Sunday, June 21, 2015

Pinckney, then and now


I have a love-hate relationship with the Sunday morning talk shows. They're too important to miss, but almost all of them feature John McCain and Donna Brazile, the one evading the obvious and the other patiently explaining why Hillary is a good candidate.

This morning's shows are a notable exception, featuring live broadcasts of the beautiful and moving worship service at historic Emanuel AME Church in Charleston, its first since the horrifying massacre of Wednesday night. As an atheist, I am happy to pay tribute to a group that has spent the week steadily living out some of the most powerful words in the Bible: "Father, forgive them, for they know not what they do." Listening to the opening prayer of Emanuel's presiding elder, I was reminded of a word, "gravitas," a quality we see too little in politics or in the culture at large.

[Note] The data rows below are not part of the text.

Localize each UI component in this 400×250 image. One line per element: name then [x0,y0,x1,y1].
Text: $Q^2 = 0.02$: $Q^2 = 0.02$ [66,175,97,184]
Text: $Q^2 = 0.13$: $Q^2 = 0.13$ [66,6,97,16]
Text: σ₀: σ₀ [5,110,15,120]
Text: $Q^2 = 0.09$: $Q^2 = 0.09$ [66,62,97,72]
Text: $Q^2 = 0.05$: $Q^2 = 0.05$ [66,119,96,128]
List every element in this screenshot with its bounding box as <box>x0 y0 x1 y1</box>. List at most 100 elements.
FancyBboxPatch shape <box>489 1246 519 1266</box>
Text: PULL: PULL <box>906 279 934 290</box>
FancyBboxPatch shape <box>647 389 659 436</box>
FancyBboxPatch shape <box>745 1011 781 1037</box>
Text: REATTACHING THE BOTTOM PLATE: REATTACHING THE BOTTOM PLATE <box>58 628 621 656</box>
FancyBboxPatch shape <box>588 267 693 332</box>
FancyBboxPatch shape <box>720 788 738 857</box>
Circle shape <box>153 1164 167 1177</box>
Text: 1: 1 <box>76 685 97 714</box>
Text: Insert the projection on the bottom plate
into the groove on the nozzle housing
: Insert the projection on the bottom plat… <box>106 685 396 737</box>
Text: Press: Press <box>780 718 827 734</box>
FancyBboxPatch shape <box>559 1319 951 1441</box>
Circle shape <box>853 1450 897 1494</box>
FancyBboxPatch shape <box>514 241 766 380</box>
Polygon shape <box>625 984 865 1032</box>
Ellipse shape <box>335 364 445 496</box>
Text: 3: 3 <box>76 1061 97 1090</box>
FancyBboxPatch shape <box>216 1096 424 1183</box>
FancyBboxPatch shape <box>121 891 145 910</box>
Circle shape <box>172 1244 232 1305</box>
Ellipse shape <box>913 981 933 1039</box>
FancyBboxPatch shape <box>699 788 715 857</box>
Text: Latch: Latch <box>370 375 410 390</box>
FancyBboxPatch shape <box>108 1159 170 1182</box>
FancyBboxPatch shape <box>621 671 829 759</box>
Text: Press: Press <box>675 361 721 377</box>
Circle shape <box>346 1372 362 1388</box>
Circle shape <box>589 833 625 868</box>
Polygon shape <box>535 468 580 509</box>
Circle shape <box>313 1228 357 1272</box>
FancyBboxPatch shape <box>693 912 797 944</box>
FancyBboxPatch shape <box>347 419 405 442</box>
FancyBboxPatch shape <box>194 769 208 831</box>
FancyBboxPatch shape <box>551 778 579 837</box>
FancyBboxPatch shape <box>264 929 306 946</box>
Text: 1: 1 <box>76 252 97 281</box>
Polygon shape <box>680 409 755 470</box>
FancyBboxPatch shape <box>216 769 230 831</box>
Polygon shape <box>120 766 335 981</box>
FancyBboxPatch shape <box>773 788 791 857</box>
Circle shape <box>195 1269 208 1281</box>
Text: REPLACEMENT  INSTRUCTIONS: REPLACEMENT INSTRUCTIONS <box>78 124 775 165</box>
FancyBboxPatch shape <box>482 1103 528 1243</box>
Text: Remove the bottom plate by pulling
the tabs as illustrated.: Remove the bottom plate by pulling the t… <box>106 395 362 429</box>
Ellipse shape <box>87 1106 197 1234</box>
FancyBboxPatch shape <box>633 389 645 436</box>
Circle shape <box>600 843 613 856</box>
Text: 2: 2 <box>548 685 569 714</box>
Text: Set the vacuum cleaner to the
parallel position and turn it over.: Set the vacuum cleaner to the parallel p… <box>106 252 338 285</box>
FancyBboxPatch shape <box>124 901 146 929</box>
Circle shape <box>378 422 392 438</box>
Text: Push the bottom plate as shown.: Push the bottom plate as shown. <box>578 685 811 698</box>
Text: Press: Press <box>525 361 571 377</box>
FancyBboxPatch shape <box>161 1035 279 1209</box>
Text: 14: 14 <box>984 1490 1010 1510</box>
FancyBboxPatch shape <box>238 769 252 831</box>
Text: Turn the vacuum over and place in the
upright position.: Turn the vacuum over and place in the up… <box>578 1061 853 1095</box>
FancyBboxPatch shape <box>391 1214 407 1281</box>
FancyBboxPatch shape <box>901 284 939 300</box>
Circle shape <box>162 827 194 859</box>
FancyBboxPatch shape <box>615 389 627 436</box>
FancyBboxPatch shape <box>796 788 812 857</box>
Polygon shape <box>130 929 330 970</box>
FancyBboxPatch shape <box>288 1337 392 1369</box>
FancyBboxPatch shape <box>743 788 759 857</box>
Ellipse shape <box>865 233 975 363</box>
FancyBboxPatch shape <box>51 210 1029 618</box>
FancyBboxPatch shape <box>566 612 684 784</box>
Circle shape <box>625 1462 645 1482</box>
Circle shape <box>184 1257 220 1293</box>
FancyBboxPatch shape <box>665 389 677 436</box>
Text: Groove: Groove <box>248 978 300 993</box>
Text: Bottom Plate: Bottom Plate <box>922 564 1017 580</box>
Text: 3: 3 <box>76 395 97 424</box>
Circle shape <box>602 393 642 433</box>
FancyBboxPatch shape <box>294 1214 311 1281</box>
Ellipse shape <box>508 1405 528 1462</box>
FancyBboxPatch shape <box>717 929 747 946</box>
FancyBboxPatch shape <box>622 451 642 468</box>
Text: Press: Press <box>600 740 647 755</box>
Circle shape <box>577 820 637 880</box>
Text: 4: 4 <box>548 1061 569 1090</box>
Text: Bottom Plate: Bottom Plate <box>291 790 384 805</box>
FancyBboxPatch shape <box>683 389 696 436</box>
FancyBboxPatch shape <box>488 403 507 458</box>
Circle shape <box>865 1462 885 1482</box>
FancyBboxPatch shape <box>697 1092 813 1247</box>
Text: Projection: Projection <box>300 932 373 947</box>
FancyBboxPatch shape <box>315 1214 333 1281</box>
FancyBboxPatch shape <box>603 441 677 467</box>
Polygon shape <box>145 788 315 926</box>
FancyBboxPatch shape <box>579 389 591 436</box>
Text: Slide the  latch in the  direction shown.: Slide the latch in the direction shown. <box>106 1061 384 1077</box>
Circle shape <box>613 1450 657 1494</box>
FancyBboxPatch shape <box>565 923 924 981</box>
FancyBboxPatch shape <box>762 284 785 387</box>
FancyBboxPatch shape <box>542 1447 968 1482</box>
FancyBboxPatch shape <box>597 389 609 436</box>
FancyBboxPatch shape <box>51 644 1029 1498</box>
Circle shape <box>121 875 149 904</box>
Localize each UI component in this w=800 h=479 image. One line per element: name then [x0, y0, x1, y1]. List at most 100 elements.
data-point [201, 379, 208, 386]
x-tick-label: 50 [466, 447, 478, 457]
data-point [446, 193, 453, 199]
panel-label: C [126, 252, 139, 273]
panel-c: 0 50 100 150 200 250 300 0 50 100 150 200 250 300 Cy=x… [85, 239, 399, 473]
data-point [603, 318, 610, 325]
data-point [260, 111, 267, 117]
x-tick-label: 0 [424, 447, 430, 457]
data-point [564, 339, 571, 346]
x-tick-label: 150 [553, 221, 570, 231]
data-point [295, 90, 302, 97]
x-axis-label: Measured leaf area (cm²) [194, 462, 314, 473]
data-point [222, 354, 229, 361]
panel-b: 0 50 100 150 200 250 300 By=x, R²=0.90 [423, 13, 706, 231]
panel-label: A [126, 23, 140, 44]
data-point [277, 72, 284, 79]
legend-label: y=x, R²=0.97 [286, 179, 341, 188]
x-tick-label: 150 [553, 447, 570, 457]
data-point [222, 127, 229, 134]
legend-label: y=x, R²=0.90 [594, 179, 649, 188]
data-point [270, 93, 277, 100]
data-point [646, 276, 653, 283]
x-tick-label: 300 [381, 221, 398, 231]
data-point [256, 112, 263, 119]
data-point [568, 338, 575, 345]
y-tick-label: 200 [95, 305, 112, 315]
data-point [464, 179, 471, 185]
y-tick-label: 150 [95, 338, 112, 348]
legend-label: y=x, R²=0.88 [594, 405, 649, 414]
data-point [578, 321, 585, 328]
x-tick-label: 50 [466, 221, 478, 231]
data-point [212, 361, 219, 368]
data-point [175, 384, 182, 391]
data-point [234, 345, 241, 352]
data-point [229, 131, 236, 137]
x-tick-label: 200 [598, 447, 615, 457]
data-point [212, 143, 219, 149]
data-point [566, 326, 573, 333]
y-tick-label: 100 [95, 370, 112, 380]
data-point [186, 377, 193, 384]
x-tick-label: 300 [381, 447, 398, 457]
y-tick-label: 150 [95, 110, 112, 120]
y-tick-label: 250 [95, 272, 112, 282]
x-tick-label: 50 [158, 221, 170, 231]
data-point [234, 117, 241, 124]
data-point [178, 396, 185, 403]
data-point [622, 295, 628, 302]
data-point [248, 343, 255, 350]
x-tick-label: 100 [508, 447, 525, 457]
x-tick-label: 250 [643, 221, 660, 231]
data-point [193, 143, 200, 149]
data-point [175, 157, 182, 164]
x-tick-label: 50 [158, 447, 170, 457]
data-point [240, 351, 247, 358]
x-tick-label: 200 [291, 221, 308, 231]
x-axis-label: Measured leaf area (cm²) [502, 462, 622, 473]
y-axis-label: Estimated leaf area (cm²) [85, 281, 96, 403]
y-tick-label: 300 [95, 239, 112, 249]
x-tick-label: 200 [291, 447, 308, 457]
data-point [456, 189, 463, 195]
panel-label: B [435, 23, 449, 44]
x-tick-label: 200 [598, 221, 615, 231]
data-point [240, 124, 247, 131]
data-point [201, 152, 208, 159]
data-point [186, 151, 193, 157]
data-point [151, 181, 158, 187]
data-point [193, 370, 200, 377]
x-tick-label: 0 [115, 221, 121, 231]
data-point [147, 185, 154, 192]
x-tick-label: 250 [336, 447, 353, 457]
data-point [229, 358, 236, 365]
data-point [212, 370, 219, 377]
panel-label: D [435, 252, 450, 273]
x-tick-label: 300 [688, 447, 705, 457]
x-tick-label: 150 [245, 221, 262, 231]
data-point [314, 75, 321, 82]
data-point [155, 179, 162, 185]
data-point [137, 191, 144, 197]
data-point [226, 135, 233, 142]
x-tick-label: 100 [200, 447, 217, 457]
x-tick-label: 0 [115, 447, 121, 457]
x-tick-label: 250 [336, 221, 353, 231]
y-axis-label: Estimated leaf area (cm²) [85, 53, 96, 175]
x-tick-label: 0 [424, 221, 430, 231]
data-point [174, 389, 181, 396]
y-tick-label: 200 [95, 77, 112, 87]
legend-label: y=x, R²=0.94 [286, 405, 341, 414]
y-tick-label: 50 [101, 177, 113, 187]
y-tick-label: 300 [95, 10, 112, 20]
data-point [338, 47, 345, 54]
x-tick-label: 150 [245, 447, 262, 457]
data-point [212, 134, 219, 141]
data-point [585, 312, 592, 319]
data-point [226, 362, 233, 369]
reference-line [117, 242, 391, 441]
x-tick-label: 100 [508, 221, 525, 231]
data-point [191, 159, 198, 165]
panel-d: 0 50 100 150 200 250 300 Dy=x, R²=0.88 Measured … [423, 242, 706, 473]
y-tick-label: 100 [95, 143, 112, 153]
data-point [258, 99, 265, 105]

Finally, I was reminded, alas, of the egregious religious illiteracy among the Chardonnay-sipping media, as seen when Jake Tapper asked Van Jones "So what about all this willingness to forgive? Is this some AME thing?"

Ho
ly
crap

Pardon me while I take a moment to beat my head against the pavement. If Jake can't do any better than that, Brian Williams may not be the only one who needs to assume a lesser role in the news.

I visited Charleston for a weekend in '81 and attended worship services at historic St. Michael's Episcopal Church on Meeting St. I saw the grave of Revolutionary War patriot Charles Cotesworth Pinckney, one of our founding fathers. They were a noble generation but sadly tainted with the barbarity of chattel slavery. As Samuel Johnson said at the time, "How is it that we hear the loudest yelps for liberty from the drivers of negroes?" Now, more than two centuries later, Pinckney's namesake, the late pastor of Emanuel Church, has been struck down by a vestige of the very dehumanizing impulse to which our ancestors were tragically blind. How much longer will we let this pollute our society?